The Romanian government has stepped back from an element of pension system reform that it was feared would cripple second-pillar provision.
Pension providers will no longer be required to increase the companies’ capital by €800m – an elevenfold increase on current levels.
After six months of intense negotiations, the industry managed to convince the government to amend the requirement.
However, the capital increase requirement was not scrapped completely – it was merely downsized to about €80m in total.
Mihai Bobocea, adviser to the board of the Romanian Pension Funds Association (APAPR), said the development was only “in part good news”.
“This reduction means that the second pillar indeed has a chance for survival,” he told IPE.
However, he emphasised that the new capital requirements still meant an increase of 125% compared to the current capital levels for pension providers.
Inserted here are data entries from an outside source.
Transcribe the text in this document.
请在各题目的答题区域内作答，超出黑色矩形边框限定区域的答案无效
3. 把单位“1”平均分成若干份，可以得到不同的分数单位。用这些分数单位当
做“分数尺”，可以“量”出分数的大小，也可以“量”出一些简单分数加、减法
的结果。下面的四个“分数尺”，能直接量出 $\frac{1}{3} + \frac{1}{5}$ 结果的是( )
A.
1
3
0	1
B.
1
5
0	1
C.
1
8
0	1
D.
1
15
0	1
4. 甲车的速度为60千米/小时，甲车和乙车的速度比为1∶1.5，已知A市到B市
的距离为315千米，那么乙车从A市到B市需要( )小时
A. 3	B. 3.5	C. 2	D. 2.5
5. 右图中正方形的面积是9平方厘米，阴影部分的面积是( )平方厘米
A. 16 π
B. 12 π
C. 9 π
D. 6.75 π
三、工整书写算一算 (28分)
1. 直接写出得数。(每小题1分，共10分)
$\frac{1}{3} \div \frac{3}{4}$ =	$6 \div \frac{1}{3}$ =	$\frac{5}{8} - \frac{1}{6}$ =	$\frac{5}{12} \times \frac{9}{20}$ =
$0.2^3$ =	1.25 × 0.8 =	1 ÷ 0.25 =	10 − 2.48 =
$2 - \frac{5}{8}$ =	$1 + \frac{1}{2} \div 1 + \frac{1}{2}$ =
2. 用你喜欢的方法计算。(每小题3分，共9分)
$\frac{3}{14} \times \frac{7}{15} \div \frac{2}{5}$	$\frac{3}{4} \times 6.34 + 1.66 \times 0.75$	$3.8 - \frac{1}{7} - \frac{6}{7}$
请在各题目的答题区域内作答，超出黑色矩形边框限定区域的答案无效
The other three measures published by the government in an emergency ordinance in December were still in place, he added. This meant the previously mandatory second pillar was optional and people could opt to stop paying contributions but not take out accrued assets.
In addition, construction workers – which make up around 10% of active contributors in the second pillar – were removed from the system for the next 10 years, but their accrued assets remain.
Management fees levied on gross contributions were slashed by 70% of the legal maximum level.
“No one knows why the government wanted to take out the construction workers, or why for 10 years,” Bobocea said, “or why the level of capital increase or cuts in management fees was chosen by the government.”
Backlash against reforms
At the time of the government’s announcement, several industry representatives as well as other stakeholders – including Pensions Europe – warned that the measures would be the end of the second pillar through a “de-facto nationalisation”.
The government insisted the changes would “strengthen the system”.
“The combined measures were a completely unnecessary and undeserved blow against the system,” Bobocea said. “They will not strengthen the system but weaken it, and it was a threat to its stability.”
He said the industry was “backed by the people” in their negotiations with the government.
“After good awareness campaigns last year and at the start of this year, people are learning more about the system and they are seeing that it is working,” Bobocea added.
European Commission voices concern
In a recommendation issued earlier this week, the European Commission also noted its concerns about the future of the second pillar despite the changes to the capital requirements.
The Commission feared that the Romanian government had only “postponed” payment of the full capital increase to December 2019.
“Other provisions in the December 2018 emergency ordinance that endanger the viability of second pension pillar funds remain unchanged,” the Commission added.
For the seven providers of pension funds in the mandatory system, the changes come after the industry reported its worst investment results since inception. In 2018 the average return was just 1% for the year, but just before the government announcement in December providers had still been averaging 4% for 2018.
The government’s announcement combined with a severe market downturn hit pension funds hard. In addition, the Romanian leu has considerably depreciated against the euro, meaning assets in the second pillar amounted to just over €11bn.
“The companies have not recovered fully from that over the first months of 2019,” APAPR’s Bobocea said.
People leaving the system, lower management fees and higher capital requirements “will hit the industry hard”, he added. However, so far there had been no sign of any providers intending to throw in the towel.
IMF weighs in
The International Monetary Fund (IMF) this week published a statement following an official staff visit to Romania. In it, the IMF warned of a “severe” impact on government spending as a direct result of its planned pension system reforms.
“The pension law currently under parliamentary discussion warrants a reassessment to balance social needs and fiscal sustainability,” the IMF said. “The provisions in the current bill would create new spending of about 4 percentage points of GDP.
“This would add a severe strain to the government finances, burden the young generation, and crowd out other priority spending on public investment, education and health.”
Outside of pension reform, the IMF also warned that the progress the country had made in improving people’s incomes relative to other European countries could “suffer a setback that hurts the real incomes of retirees and poor people particularly hard”.
It stated: “A more balanced policy mix is needed to reduce the likelihood of such a setback: first and foremost, fiscal consolidation complemented by monetary tightening and greater exchange rate flexibility.
“Additionally, policies need to become more predictable and governance improve to enhance the medium-run prospects of income convergence.”